Cada país tiene la cantidad de promotores de la cultura del miedo que se merece.
Antonio Argandoña
La gripe es un negocio. Bueno, empezó siendo una enfermedad, pero ahora es también un negocio. No para todos, claro. Para algunos es una amenaza: tenemos miedo a la gripe.
Tener miedo a una enfermedad cuyas consecuencias no conocemos bien es algo lógico. Pero lo malo es que en el caso de la nueva gripe, nos han fomentado ese miedo.

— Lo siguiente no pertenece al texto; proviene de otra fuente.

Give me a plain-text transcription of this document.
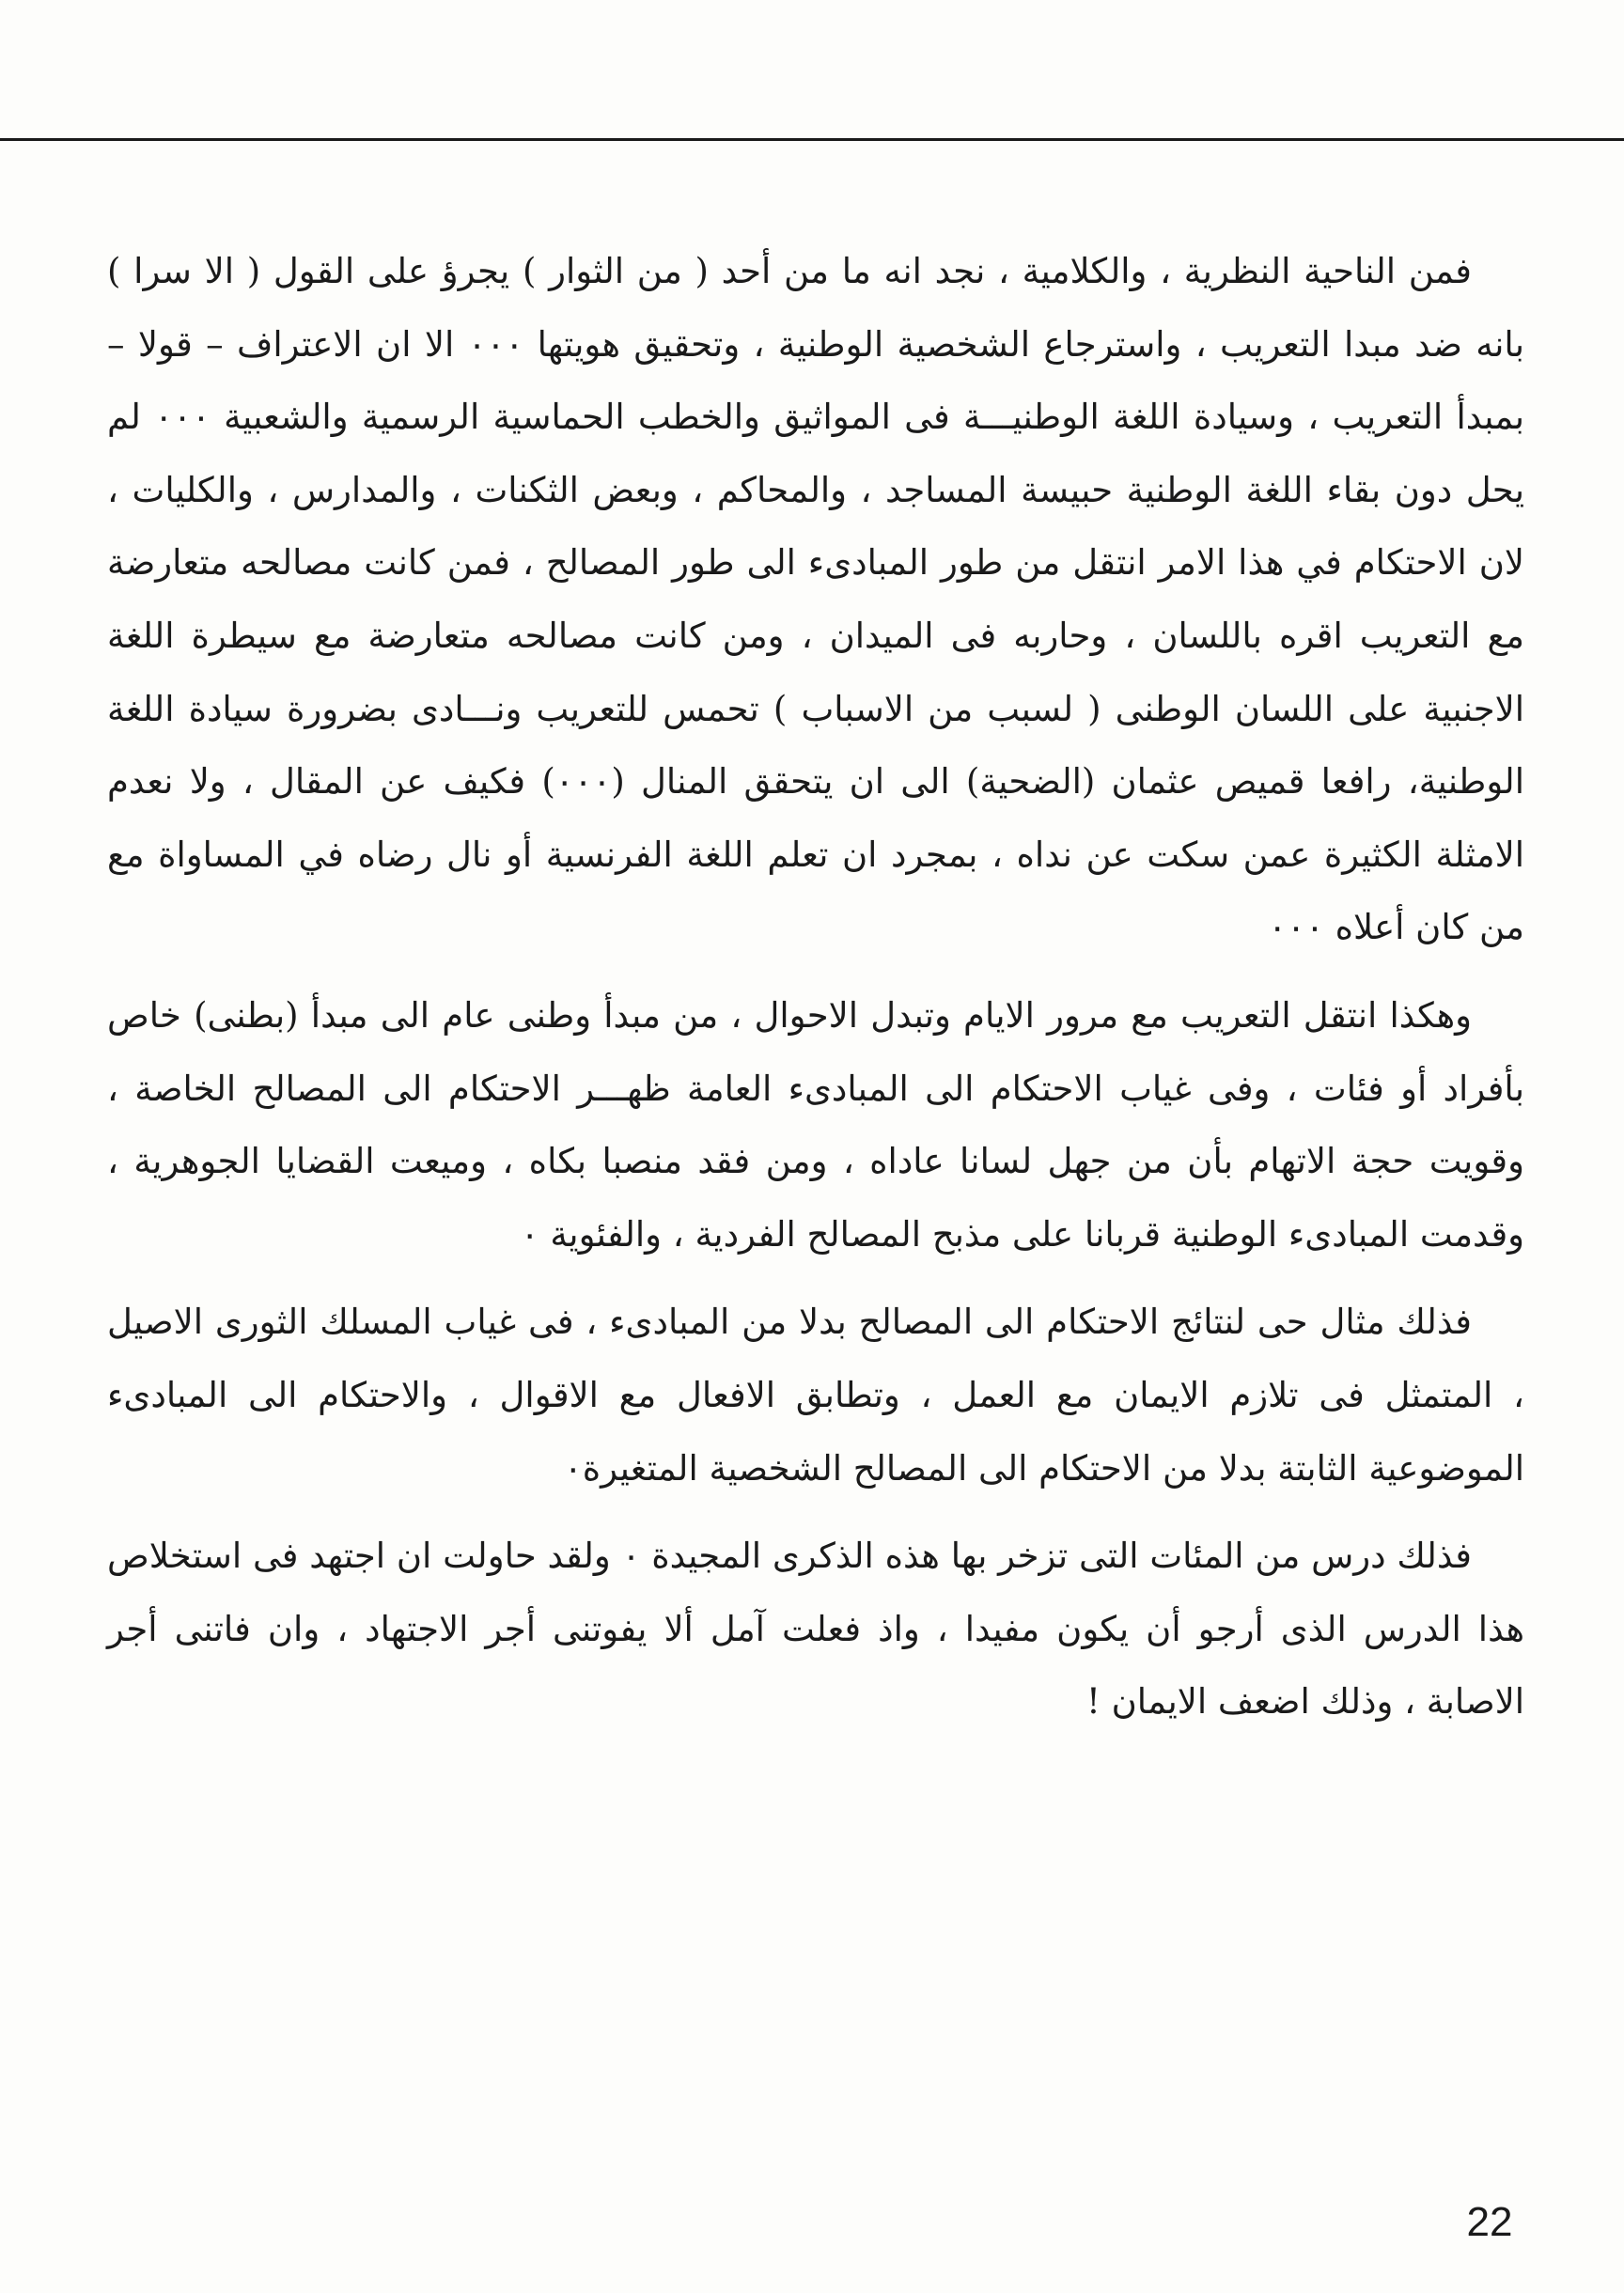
فمن الناحية النظرية ، والكلامية ، نجد انه ما من أحد ( من الثوار ) يجرؤ على القول ( الا سرا ) بانه ضد مبدا التعريب ، واسترجاع الشخصية الوطنية ، وتحقيق هويتها ٠٠٠ الا ان الاعتراف – قولا – بمبدأ التعريب ، وسيادة اللغة الوطنيـــة فى المواثيق والخطب الحماسية الرسمية والشعبية ٠٠٠ لم يحل دون بقاء اللغة الوطنية حبيسة المساجد ، والمحاكم ، وبعض الثكنات ، والمدارس ، والكليات ، لان الاحتكام في هذا الامر انتقل من طور المبادىء الى طور المصالح ، فمن كانت مصالحه متعارضة مع التعريب اقره باللسان ، وحاربه فى الميدان ، ومن كانت مصالحه متعارضة مع سيطرة اللغة الاجنبية على اللسان الوطنى ( لسبب من الاسباب ) تحمس للتعريب ونـــادى بضرورة سيادة اللغة الوطنية، رافعا قميص عثمان (الضحية) الى ان يتحقق المنال (٠٠٠) فكيف عن المقال ، ولا نعدم الامثلة الكثيرة عمن سكت عن نداه ، بمجرد ان تعلم اللغة الفرنسية أو نال رضاه في المساواة مع من كان أعلاه ٠٠٠

وهكذا انتقل التعريب مع مرور الايام وتبدل الاحوال ، من مبدأ وطنى عام الى مبدأ (بطنى) خاص بأفراد أو فئات ، وفى غياب الاحتكام الى المبادىء العامة ظهـــر الاحتكام الى المصالح الخاصة ، وقويت حجة الاتهام بأن من جهل لسانا عاداه ، ومن فقد منصبا بكاه ، وميعت القضايا الجوهرية ، وقدمت المبادىء الوطنية قربانا على مذبح المصالح الفردية ، والفئوية ٠

فذلك مثال حى لنتائج الاحتكام الى المصالح بدلا من المبادىء ، فى غياب المسلك الثورى الاصيل ، المتمثل فى تلازم الايمان مع العمل ، وتطابق الافعال مع الاقوال ، والاحتكام الى المبادىء الموضوعية الثابتة بدلا من الاحتكام الى المصالح الشخصية المتغيرة٠

فذلك درس من المئات التى تزخر بها هذه الذكرى المجيدة ٠ ولقد حاولت ان اجتهد فى استخلاص هذا الدرس الذى أرجو أن يكون مفيدا ، واذ فعلت آمل ألا يفوتنى أجر الاجتهاد ، وان فاتنى أجر الاصابة ، وذلك اضعف الايمان !

22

No es algo nuevo: es bien conocido el binomio promoción del miedo–promesa de seguridad. “Toda la humanidad está amenazada”, decía la jefa de la Organización Mundial de la Salud: el miedo a la gripe forma parte de su negocio. Pero aquí estamos nosotros para salvarles, podía haber agregado: le debemos la salud, y quizás también la vida.
Hay muchos que siembran el miedo en el mundo, algunos probablemente con buena intención: son los abogados de causas diversas, los que un periodista llamaba hace poco los “emprendedores morales seculares”, que tratan de ampliar su negocio.
No hace muchos años Amnistía Internacional decidió entrar en el amplio mundo de la Responsabilidad Social Corporativa, que seguramente es más prometedor que la denuncia de regímenes opresivos y carceleros que torturan.
Los expertos, claro, también se benefician del miedo –aunque, es verdad, los que son honrados no se aprovechan de ello. Suelen empezar sus proclamas diciendo que, “como muestran las investigaciones científicas…”. Y, claro, la autoridad de la ciencia juega a su favor.
A ellos se suman muchos nuevos expertos, que nos recuerdan que nos jugamos la vida cada vez que nos sentamos a la mesa, o que hablamos por teléfono, o que no practicamos pilates o la última moda del wellness.
Gracias a ellos, sabemos que no podemos ser felices por nosotros mismos: necesitamos su ayuda –y ellos nos lo recuerdan en cuanto pueden. Y nos cobran por ello.
Luego están los gobiernos. El miedo es malo para ellos, si la población considera que los políticos no han hecho lo que debían. Pero les da protagonismo, oportunidades de prometer y, lo que es peor, de hacer. No hay nada como una buena catástrofe para movilizar a los parlamentarios y ministros.
Y la prensa se apunta, claro: el miedo vende. Y no digamos nada de los expertos en relaciones: terapeutas, consejeros, expertos en coaching. ¿Ha volcado un autocar? La comunidad autónoma envía enseguida otro, lleno de psicólogos, para que devuelvan la paz a las almas de los accidentados y de sus familias.
Y, claro, también las empresas farmacéuticas se aprovechan del miedo. No sé si ellas lo fomentan, pero les viene muy bien, porque así venden más. Aliadas con los médicos, son capaces de convertir algo norma la timidez, por ejemplo en un enfermedad la “fobia social” la llaman ahora. Afortunadamente están ahí para salvarnos: “nuestro objetivo es su salud”. Gracias, les contestamos: ¿Cuánto le debo?
Según las historietas de Astérix y Obélix, los galos sólo tenían miedo a que el cielo se les cayese encima. Nosotros estamos más avanzados que ellos: eso no nos preocupa.
Pero hemos creado nuestra propia lista de miedos, con la ayuda de nuestros gobernantes, consultores, emprendedores, redentores sociales y otros generosos protectores. Pero los miedos son nuestros. Si es verdad que cada país tiene el gobierno que se merece, también se puede afirmar esto de todos esos promotores de la cultura del miedo.